The FT Alphaville community views on this are:

"Jeremy Hunt, the Secretary of State for Culture, Olympics, Media and Sport, has decided to bend over backwards to help News Corporation win control of BSkyB."

Hugh says: "Is anyone at all surprised?"

The Telegraph

"Spain has set in motion a partial nationalisation of its crippled savings banks, or cajas, but stopped short of the giant rescue deemed necessary by some experts to contain the country's festering crisis."

jonlivesey comments: "We saw all this with Ireland, didn't we? What began as a E15bn Bank rescue turned into a E25bn one and then a E50bn one. Reassuring markets isn't something you can do inch by inch. You can only change market perception with a big move. It shows you are listening and it shows you have the means to do it. Anything in small doses just looks like an unwilling miser trying to see what's the least he can get away with."

The Telegraph

"The Financial Services Authority (FSA), the beleaguered watchdog faced with being broken up, is to launch a discussion paper on protecting bank customers."

georgesilver says: "FSA is doing what it was set-up to do. Protecting the FSA."

The Guardian are also discussing how the banks are treating their customers:

Watty145 comments: The public would do well to remember that staff in bank branches are expected to sell, and will always place sales targets and commission above customers' interests. The only way to get genuinely impartial advice is to pay an accredited Independent Financial Adviser who works on fees, not commission. They're not cheap, but the attention to detail and quality of advice is undoubtedly worth it."
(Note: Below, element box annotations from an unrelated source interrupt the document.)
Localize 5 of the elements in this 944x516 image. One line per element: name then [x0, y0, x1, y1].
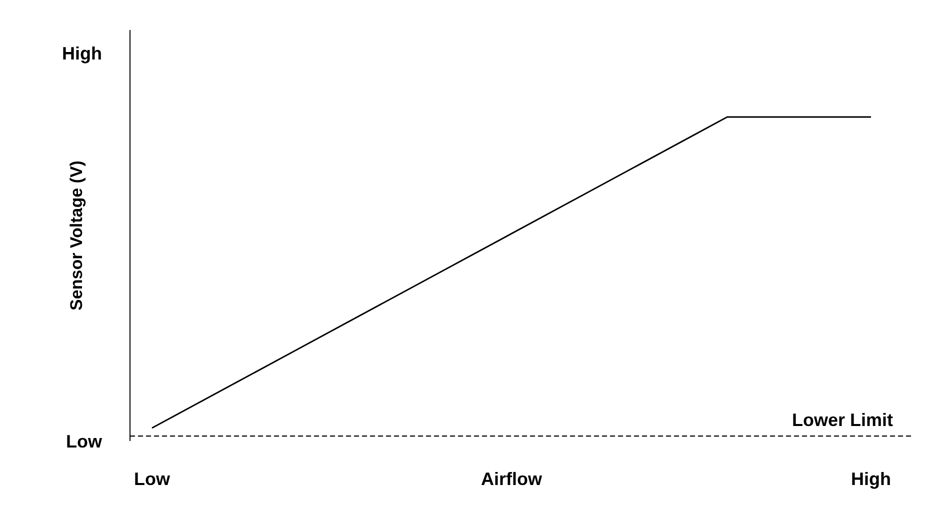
text: Low [66, 431, 103, 452]
y-axis-title: Sensor Voltage (V) [67, 160, 86, 310]
ref-line-label: Lower Limit [792, 410, 893, 430]
x-axis-title: Airflow [481, 469, 543, 489]
text: High [62, 43, 102, 64]
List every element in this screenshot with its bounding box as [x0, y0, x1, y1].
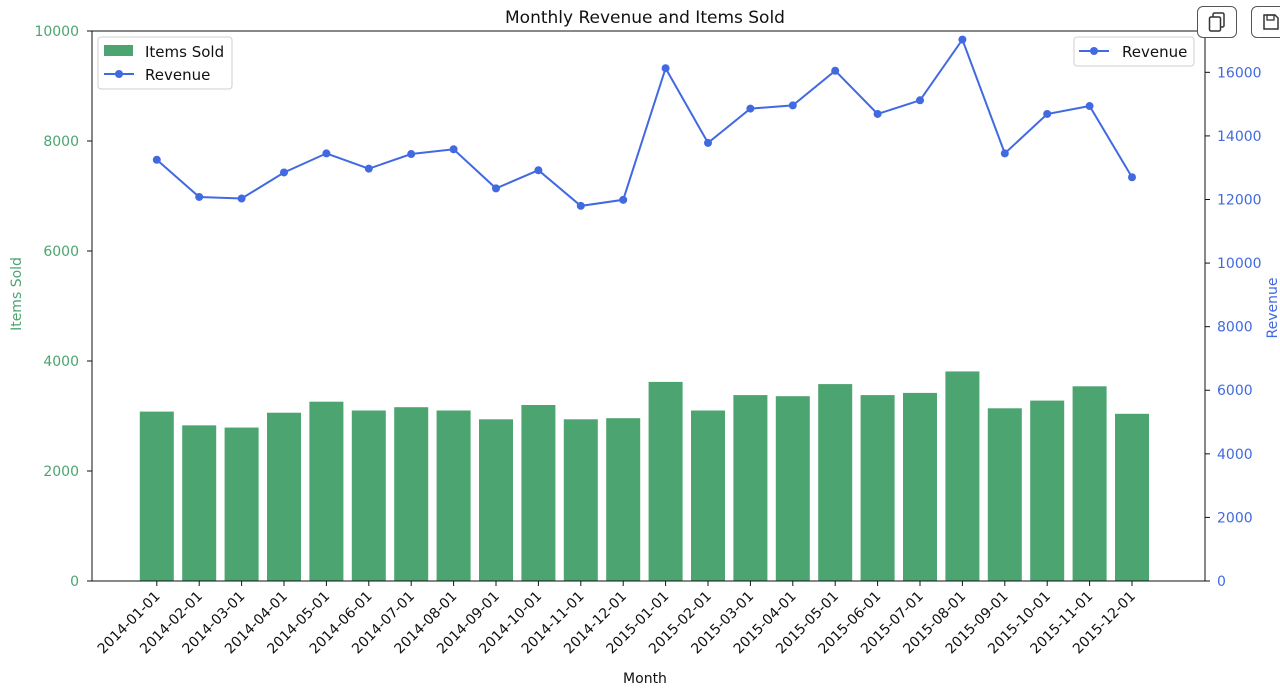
revenue-point-2014-12-01: [619, 195, 628, 204]
bar-items-sold-2015-01-01: [648, 381, 683, 581]
chart-title: Monthly Revenue and Items Sold: [505, 8, 785, 28]
left-tick-label: 0: [70, 574, 79, 590]
right-tick-label: 8000: [1217, 320, 1253, 336]
revenue-point-2015-03-01: [746, 104, 755, 113]
revenue-point-2015-01-01: [661, 64, 670, 73]
bar-items-sold-2015-10-01: [1030, 400, 1065, 581]
legend-right-label-revenue: Revenue: [1122, 43, 1187, 61]
bar-items-sold-2015-03-01: [733, 395, 768, 581]
revenue-point-2014-10-01: [534, 166, 543, 175]
revenue-point-2015-06-01: [873, 109, 882, 118]
bar-items-sold-2014-12-01: [606, 418, 641, 581]
bar-items-sold-2015-07-01: [903, 392, 937, 581]
bar-items-sold-2014-01-01: [139, 411, 174, 581]
revenue-point-2014-09-01: [492, 184, 500, 193]
revenue-point-2014-06-01: [364, 164, 373, 173]
right-tick-label: 10000: [1217, 256, 1262, 272]
legend-right: Revenue: [1073, 36, 1195, 67]
save-button[interactable]: [1251, 6, 1280, 38]
copy-icon: [1208, 12, 1225, 32]
revenue-point-2015-11-01: [1085, 102, 1094, 111]
legend-label-items-sold: Items Sold: [145, 43, 224, 61]
left-y-axis-label: Items Sold: [9, 257, 25, 331]
revenue-point-2015-07-01: [916, 96, 924, 105]
right-tick-label: 0: [1217, 574, 1226, 590]
revenue-point-2015-05-01: [831, 66, 840, 75]
revenue-point-2014-05-01: [322, 149, 331, 158]
left-tick-label: 10000: [34, 24, 79, 40]
legend-right-box: [1073, 36, 1195, 67]
left-tick-label: 4000: [43, 354, 79, 370]
right-tick-label: 16000: [1217, 65, 1262, 81]
right-tick-label: 14000: [1217, 129, 1262, 145]
bar-items-sold-2014-11-01: [563, 419, 598, 581]
bar-items-sold-2014-06-01: [351, 410, 386, 581]
copy-button[interactable]: [1197, 6, 1237, 38]
legend-label-revenue: Revenue: [145, 66, 210, 84]
right-y-axis-label: Revenue: [1265, 278, 1280, 339]
bar-items-sold-2014-02-01: [182, 425, 217, 581]
revenue-point-2014-01-01: [152, 155, 161, 164]
revenue-point-2014-03-01: [237, 194, 246, 203]
bar-items-sold-2014-07-01: [394, 407, 429, 581]
right-tick-label: 12000: [1217, 192, 1262, 208]
legend-right-swatch-revenue-marker: [1090, 47, 1098, 55]
bar-items-sold-2015-06-01: [860, 395, 895, 581]
save-icon: [1263, 14, 1279, 30]
bar-items-sold-2014-08-01: [436, 410, 471, 581]
bar-items-sold-2015-11-01: [1072, 386, 1107, 581]
left-y-axis: 0 2000 4000 6000 8000 10000: [34, 24, 92, 590]
right-y-axis: 0 2000 4000 6000 8000 10000 12000 14000 16000: [1205, 65, 1262, 590]
bar-items-sold-2014-10-01: [521, 405, 556, 581]
bar-items-sold-2014-03-01: [224, 427, 259, 581]
revenue-point-2014-04-01: [280, 168, 288, 177]
revenue-point-2014-11-01: [576, 201, 585, 210]
left-tick-label: 6000: [43, 244, 79, 260]
x-axis-label: Month: [623, 671, 667, 687]
left-tick-label: 8000: [43, 134, 79, 150]
bar-items-sold-2015-02-01: [691, 410, 725, 581]
revenue-line-layer: [152, 35, 1136, 210]
bars-layer: [139, 371, 1149, 581]
revenue-point-2015-04-01: [788, 101, 797, 110]
plot-frame: [91, 30, 1206, 582]
legend-swatch-items-sold: [104, 45, 133, 56]
legend-left: Items Sold Revenue: [97, 36, 233, 90]
bar-items-sold-2015-05-01: [818, 384, 853, 581]
right-tick-label: 2000: [1217, 510, 1253, 526]
revenue-point-2015-02-01: [704, 138, 712, 147]
revenue-line: [156, 37, 1133, 207]
bar-items-sold-2015-08-01: [945, 371, 980, 581]
bar-items-sold-2014-05-01: [309, 401, 344, 581]
bar-items-sold-2014-09-01: [479, 419, 513, 581]
bar-items-sold-2015-09-01: [987, 408, 1022, 581]
left-tick-label: 2000: [43, 464, 79, 480]
revenue-point-2014-08-01: [449, 145, 458, 154]
revenue-point-2014-02-01: [195, 192, 204, 201]
bar-items-sold-2015-12-01: [1115, 413, 1149, 581]
right-tick-label: 6000: [1217, 383, 1253, 399]
revenue-point-2015-12-01: [1128, 173, 1136, 182]
x-axis: 2014-01-012014-02-012014-03-012014-04-01…: [95, 581, 1139, 657]
revenue-point-2015-09-01: [1000, 149, 1009, 158]
legend-swatch-revenue-marker: [115, 70, 123, 78]
revenue-point-2014-07-01: [407, 150, 416, 159]
right-tick-label: 4000: [1217, 447, 1253, 463]
revenue-point-2015-08-01: [958, 35, 967, 44]
bar-items-sold-2014-04-01: [267, 412, 301, 581]
bar-items-sold-2015-04-01: [775, 396, 810, 581]
revenue-point-2015-10-01: [1043, 109, 1052, 118]
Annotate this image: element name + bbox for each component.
This story is also available in the Financial Times .

In Citywire:

"The Financial Services Authority (FSA) is consulting on a radical shake-up of its regulatory powers that would allow it to pre-approve and ban products and introduce price caps."

You must be joking comments: "Bloody hell, how long have I been asleep for? I left the office last night at around 8pm (Mondays are always long days) and got back in at 7am this morning (I like to start early). In that time the UK appears to have gone from being a democratic country operating within a capitalist environment, where "the people" decide who governs and "the people" decide what they pay, I believe it is called 'market forces', to a communist state! The unelected deciding who can charge what? Has The Queen been informed as to this shift in the nation's government? I don't recall seeing her make a speach disolving parliament."

The Telegraph

"Government's bank 'hostility harms economy', says Standard Life's David Cumming. One of Britain's most powerful institutional investors has warned that the Government's "constant interference" in the banks is "unhelpful" and is in danger of damaging the lenders, small businesses and the British economy."

Kaitain writes: "We bailed out the financial services sector. And the government represents us. Our house, our rules."

stormer replied: "Darling ,"we" bailed ourselves out."